After a failed attempt ages ago, I finally read I Will Fear No Evil by Robert Heinlein carefully and from cover to cover. It was painful, it was fun, and I got a lot more out of the experience than I expected.
Back in my early 20s, I stopped reading Evil after getting only 50 pages into the book. I detested Heinlein's inside look at what he thought it would be like to be a twenty-something woman. The book's story, simply, is that the brain of a rich old man is successfully transplanted into the body of a beautiful young woman. The new person establishes his/her identity in the face of legal challenges, learns to act and dress like a woman, explores the wonders of sex, and makes nice with the household staff.
Now that I'm a woman in my early 40s, I'm more amused by an old man's fantasies about what life as a woman is like. That perspective is not why I tried rereading the book. What actually drew me back was that I remembered Heinlein's powers of foresight were simply outstanding, miraculous, even.
Passages about women's fashion actually made me stop reading. Heinlein seemed fixated on secretaries wearing nothing but body paint. I could stand no more of this sort of prose:
"...some days I may wear nothing but paint -- stilt heels to make my legs look even better -- yes" ...
"Tomorrow you are a mermaid."
"All right."
"And tonight. Upper body seagreen with rosy glow showing through on lips and cheeks and nipples. Lower body golden fish scales blending at waist. Undersea background with sunlight filtering down. Traditional seabottom symbols, romantic. But upside down." ...
She gurgled happily, "Joe, you're a genius!"
Lately body paint has been in the news, and every time I see body paint, I think of Heinlein. Seeing nipples under body paint comes up a lot in Evil. A losing candidate from New Zealand, Keith Locke, promised to go around nude if he lost the election. He did go naked, except for the body paint. And the underwear. And the shoes. (That's cheating). It really is hard to see his nipples.
I even saw a woman wearing nothing but neon body paint in an attractively applied assortment of colors at the 2005 Bay to Breakers race. (I have photos of her, too, but mostly from the side and back.)

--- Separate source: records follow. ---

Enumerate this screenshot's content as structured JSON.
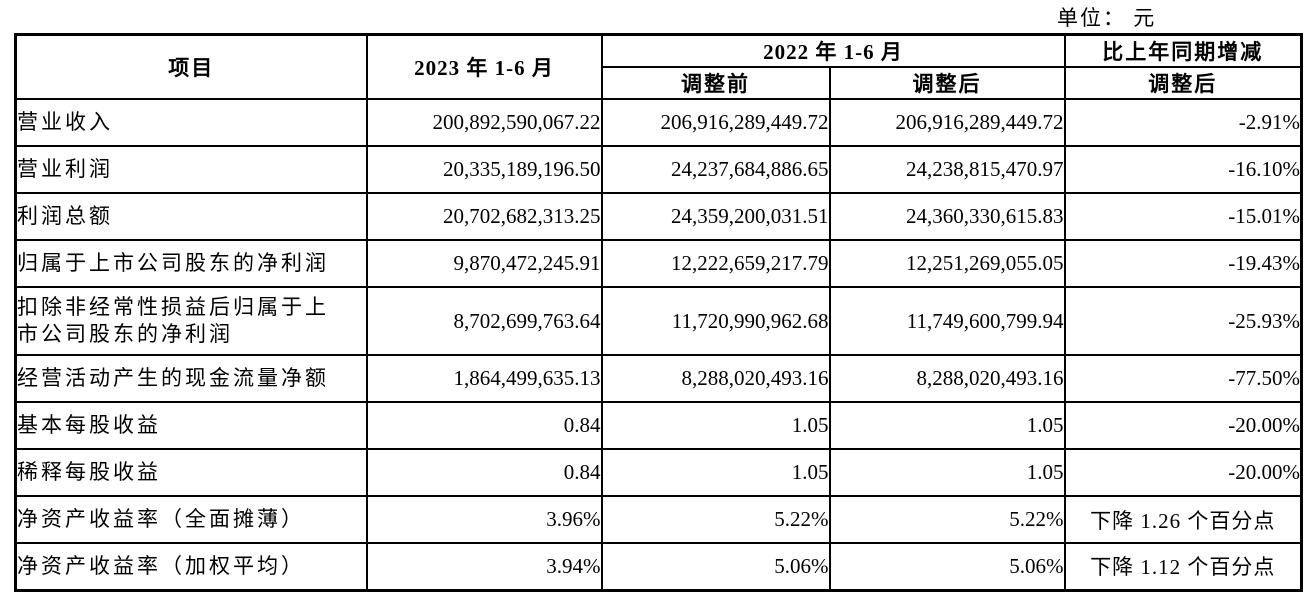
{
  "unit_label": "单位： 元",
  "table": {
    "header": {
      "item": "项目",
      "col_2023": "2023 年 1-6 月",
      "col_2022": "2022 年 1-6 月",
      "sub_before": "调整前",
      "sub_after": "调整后",
      "col_change": "比上年同期增减",
      "sub_change": "调整后"
    },
    "rows": [
      {
        "item": "营业收入",
        "v2023": "200,892,590,067.22",
        "v2022_before": "206,916,289,449.72",
        "v2022_after": "206,916,289,449.72",
        "change": "-2.91%"
      },
      {
        "item": "营业利润",
        "v2023": "20,335,189,196.50",
        "v2022_before": "24,237,684,886.65",
        "v2022_after": "24,238,815,470.97",
        "change": "-16.10%"
      },
      {
        "item": "利润总额",
        "v2023": "20,702,682,313.25",
        "v2022_before": "24,359,200,031.51",
        "v2022_after": "24,360,330,615.83",
        "change": "-15.01%"
      },
      {
        "item": "归属于上市公司股东的净利润",
        "v2023": "9,870,472,245.91",
        "v2022_before": "12,222,659,217.79",
        "v2022_after": "12,251,269,055.05",
        "change": "-19.43%"
      },
      {
        "item": "扣除非经常性损益后归属于上\n市公司股东的净利润",
        "v2023": "8,702,699,763.64",
        "v2022_before": "11,720,990,962.68",
        "v2022_after": "11,749,600,799.94",
        "change": "-25.93%"
      },
      {
        "item": "经营活动产生的现金流量净额",
        "v2023": "1,864,499,635.13",
        "v2022_before": "8,288,020,493.16",
        "v2022_after": "8,288,020,493.16",
        "change": "-77.50%"
      },
      {
        "item": "基本每股收益",
        "v2023": "0.84",
        "v2022_before": "1.05",
        "v2022_after": "1.05",
        "change": "-20.00%"
      },
      {
        "item": "稀释每股收益",
        "v2023": "0.84",
        "v2022_before": "1.05",
        "v2022_after": "1.05",
        "change": "-20.00%"
      },
      {
        "item": "净资产收益率（全面摊薄）",
        "v2023": "3.96%",
        "v2022_before": "5.22%",
        "v2022_after": "5.22%",
        "change": "下降 1.26 个百分点"
      },
      {
        "item": "净资产收益率（加权平均）",
        "v2023": "3.94%",
        "v2022_before": "5.06%",
        "v2022_after": "5.06%",
        "change": "下降 1.12 个百分点"
      }
    ]
  }
}
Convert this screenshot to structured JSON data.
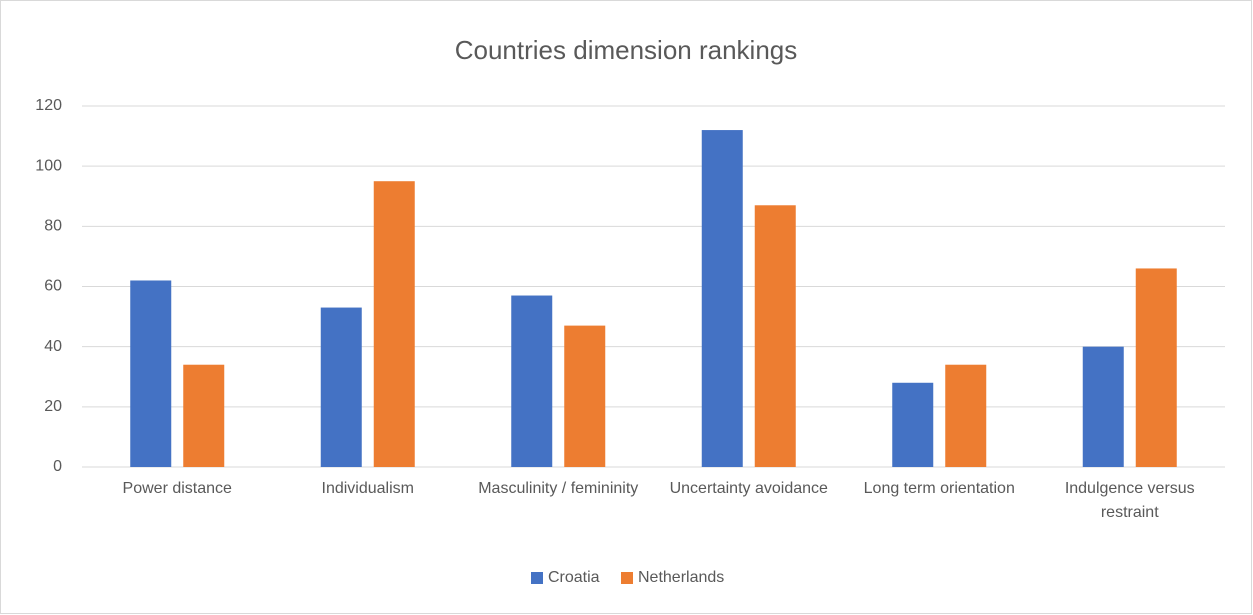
{
  "chart_data": {
    "type": "bar",
    "title": "Countries dimension rankings",
    "categories": [
      "Power distance",
      "Individualism",
      "Masculinity / femininity",
      "Uncertainty avoidance",
      "Long term orientation",
      "Indulgence versus restraint"
    ],
    "series": [
      {
        "name": "Croatia",
        "color": "#4472c4",
        "values": [
          62,
          53,
          57,
          112,
          28,
          40
        ]
      },
      {
        "name": "Netherlands",
        "color": "#ed7d31",
        "values": [
          34,
          95,
          47,
          87,
          34,
          66
        ]
      }
    ],
    "ylim": [
      0,
      120
    ],
    "yticks": [
      0,
      20,
      40,
      60,
      80,
      100,
      120
    ],
    "grid": true,
    "legend": "bottom"
  }
}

Heinlein's depiction of the "Crazy Years," the famous time roughly in the late 20th century in Heinlein's fiction when civic structures break down, made me laugh out loud, cheer, and quote passages out loud to my spouse as I read Evil all the way through. I remembered his descriptions of such craziness and thought it might soothe me to see the associated horrors handled in a fictional way. G.W.'s behavior lately reminded me of the civic lunacy that seeps through some of Heinlein's fiction. One of my favorite remarks by the main character is:
"... and now we are a de-facto anarchy under an elected dictator even though we still have laws and legislatures and Congress."
Right on, Mr. Heinlein! I could not have said it better myself.
I enjoyed the little interludes at the beginning of some sections that describe the Crazy Years. The astronauts union (AFL-CIO) gave me a chuckle as did some old, but still funny jokes about behavioral psychologists (every time a dog salivates a behavioral psychologist has to ring a bell). Sadly, Heinlein puts such prose in only as an after thought.
After the first 150 pages, I found the novel hard going. The book is dull from no action. The characters lay around and get painted, or are invalid, or are recuperating. If they are actually sitting, they are meditating, or thinking, or yakking, or commuting.
In preparation for this blog entry, I did a bit of research on Heinlein and I have come to respect the man. Apparently, he was one of the pioneers of modern science fiction. His greatest contribution was that he described characters who took their fantastical worlds for granted. Older sci-fi characters spent pages and pages and describing technological marvels to each other. How tedious! Thanks to Mr. Heinlein, we have more gripping adventure stories and a controversial oeuvre to consider. Did Heinlein stay liberal to the end or did he turn libertarian and pseudo-fascist as some people say after Starship Troopers came out? I have my own, completely unsubstantiated, opinions now.
I'll add Stranger in a Strange Land and Time Enough for Love some day. I may even go back and read Have Space Suit -- Will Travel.